I think Entertainment Weekly's Lisa Scwarzbaum nailed it on the head in this article:
I'm still stuck on Susan Boyle, and still weeping...I play the YouTube clip over and over of Boyle, the frumpy, middle-aged British lady who marched out on the stage of the national TV show Britain’s Got Talent this past weekend. She bided her time through the judgmental hoots and snickers of the studio audience and judges (headed by international snickerer-in-chief Simon Cowell). She sang "I Dreamed a Dream" from Les Miserables. And she brought a worldwide audience to their feet -- to her feet -- with the grandeur of her voice.Pretty well said, no? I'm drawn to tears because of her grace, her humility, and her quiet display of confidence in spite of being cast aside. It's the way she blossoms before our very eyes as the song goes on. It's the fact that she has proven the audience wrong after the first note, and has them on their feet within the first three lines of the song. Watching this, you FEEL that her life-long dream is becoming reality. What an extremely powerful thing to witness, and what a gift she shares with her music.

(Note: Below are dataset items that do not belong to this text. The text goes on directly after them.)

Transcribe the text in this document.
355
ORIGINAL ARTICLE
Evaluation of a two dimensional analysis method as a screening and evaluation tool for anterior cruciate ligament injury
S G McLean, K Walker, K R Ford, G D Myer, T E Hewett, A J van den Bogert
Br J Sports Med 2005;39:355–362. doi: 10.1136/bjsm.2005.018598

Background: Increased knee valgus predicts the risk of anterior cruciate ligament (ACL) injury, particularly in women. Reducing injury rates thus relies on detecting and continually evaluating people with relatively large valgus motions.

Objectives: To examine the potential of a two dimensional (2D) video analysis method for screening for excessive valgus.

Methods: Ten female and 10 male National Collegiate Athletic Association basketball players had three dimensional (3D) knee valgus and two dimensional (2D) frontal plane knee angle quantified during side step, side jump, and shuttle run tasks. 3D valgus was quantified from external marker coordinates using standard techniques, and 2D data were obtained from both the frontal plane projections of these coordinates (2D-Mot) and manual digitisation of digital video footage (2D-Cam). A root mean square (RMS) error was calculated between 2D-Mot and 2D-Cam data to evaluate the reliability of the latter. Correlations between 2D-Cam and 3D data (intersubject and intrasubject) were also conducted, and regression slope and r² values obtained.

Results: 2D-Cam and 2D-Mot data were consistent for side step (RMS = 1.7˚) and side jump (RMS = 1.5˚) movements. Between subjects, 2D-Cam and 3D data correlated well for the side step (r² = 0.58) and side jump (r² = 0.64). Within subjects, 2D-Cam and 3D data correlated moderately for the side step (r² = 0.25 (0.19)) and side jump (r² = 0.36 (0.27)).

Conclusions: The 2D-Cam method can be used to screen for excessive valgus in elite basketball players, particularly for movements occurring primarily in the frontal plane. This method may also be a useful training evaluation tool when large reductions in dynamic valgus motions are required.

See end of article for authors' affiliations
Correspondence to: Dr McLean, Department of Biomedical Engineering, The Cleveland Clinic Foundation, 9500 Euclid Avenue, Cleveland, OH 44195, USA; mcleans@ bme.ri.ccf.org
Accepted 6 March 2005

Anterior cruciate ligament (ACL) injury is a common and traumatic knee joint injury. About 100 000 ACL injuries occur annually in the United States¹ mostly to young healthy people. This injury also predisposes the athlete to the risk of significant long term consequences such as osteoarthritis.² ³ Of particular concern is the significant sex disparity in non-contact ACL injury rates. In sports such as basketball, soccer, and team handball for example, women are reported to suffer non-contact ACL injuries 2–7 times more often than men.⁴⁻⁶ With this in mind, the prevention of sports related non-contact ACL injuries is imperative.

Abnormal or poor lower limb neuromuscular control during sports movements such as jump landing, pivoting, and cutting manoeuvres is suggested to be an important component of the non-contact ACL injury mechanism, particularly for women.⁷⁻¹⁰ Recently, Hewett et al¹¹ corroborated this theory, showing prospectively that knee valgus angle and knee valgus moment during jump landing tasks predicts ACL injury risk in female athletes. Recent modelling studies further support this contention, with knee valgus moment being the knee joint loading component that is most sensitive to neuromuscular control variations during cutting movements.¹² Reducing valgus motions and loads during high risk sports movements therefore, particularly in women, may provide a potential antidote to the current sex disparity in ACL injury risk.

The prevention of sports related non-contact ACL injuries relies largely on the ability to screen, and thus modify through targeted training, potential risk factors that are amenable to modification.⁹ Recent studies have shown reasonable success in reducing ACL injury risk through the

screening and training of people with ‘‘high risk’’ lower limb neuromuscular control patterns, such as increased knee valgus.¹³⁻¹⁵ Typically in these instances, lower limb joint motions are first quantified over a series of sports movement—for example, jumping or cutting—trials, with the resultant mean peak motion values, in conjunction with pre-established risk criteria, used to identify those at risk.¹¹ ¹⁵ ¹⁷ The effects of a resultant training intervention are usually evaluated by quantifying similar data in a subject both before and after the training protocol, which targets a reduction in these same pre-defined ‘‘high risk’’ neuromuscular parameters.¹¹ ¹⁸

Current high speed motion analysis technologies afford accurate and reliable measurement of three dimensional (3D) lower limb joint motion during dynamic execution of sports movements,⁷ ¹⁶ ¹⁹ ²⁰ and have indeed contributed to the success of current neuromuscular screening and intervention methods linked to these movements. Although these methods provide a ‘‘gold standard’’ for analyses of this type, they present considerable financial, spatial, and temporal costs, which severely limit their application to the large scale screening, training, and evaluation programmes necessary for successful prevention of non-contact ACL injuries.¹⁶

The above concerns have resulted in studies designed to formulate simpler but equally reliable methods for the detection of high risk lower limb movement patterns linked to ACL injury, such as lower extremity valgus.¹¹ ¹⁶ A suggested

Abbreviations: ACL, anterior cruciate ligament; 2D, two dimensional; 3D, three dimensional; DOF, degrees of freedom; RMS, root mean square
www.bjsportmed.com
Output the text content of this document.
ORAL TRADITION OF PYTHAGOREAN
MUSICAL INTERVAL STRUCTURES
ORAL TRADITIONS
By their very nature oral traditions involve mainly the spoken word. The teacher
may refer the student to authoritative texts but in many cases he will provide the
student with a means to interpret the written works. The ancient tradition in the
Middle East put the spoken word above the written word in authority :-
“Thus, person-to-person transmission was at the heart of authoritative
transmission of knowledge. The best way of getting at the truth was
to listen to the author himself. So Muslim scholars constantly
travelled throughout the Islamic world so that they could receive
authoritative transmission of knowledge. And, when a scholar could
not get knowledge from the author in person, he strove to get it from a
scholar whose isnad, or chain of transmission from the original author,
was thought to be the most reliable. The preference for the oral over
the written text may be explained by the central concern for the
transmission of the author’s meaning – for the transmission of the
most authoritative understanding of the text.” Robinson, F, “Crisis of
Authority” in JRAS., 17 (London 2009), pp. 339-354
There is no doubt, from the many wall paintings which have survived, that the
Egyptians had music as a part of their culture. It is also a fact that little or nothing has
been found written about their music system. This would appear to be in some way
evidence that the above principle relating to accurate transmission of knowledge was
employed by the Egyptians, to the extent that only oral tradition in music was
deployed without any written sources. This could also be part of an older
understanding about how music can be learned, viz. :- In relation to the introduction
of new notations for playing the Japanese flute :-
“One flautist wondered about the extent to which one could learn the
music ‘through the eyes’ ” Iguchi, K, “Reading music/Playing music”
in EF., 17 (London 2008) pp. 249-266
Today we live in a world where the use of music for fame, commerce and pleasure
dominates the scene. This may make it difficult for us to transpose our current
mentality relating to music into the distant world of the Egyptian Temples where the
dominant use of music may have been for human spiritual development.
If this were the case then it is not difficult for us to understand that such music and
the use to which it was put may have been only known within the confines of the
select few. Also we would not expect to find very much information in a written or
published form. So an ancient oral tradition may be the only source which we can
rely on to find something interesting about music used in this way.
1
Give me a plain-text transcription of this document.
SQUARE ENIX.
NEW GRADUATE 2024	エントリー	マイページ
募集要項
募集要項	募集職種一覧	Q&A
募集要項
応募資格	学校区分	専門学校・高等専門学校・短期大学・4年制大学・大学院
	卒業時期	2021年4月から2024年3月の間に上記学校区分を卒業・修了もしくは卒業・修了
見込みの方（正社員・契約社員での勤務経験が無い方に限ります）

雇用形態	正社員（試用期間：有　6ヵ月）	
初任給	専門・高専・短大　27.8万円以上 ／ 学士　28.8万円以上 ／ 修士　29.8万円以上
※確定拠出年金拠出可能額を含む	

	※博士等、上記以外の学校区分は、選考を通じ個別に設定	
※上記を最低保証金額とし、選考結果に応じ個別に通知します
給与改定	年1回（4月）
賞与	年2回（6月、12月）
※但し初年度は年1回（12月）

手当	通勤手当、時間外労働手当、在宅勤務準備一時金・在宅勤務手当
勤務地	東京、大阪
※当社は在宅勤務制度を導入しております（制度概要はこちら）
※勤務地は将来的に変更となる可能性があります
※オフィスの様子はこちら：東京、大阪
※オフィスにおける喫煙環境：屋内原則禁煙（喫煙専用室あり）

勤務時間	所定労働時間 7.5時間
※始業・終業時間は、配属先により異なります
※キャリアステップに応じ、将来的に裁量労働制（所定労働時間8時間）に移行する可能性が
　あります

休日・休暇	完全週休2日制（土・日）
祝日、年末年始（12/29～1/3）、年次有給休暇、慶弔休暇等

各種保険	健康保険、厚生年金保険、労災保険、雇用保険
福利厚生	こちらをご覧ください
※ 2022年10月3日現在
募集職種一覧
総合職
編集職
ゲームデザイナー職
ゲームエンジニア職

...Right now I'm pondering why the experience of watching and listening to Ms. Boyle makes so many viewers cry, me among them. And I think I've got a simple answer, at least for me: In our pop-minded culture so slavishly obsessed with packaging -- the right face, the right clothes, the right attitudes, the right Facebook posts -- the unpackaged artistic power of the unstyled, un-hip, un-kissed Ms. Boyle let me feel, for the duration of one blazing showstopping ballad, the meaning of human grace. She pierced my defenses. She reordered the measure of beauty. And I had no idea until tears sprang how desperately I need that corrective from time to time.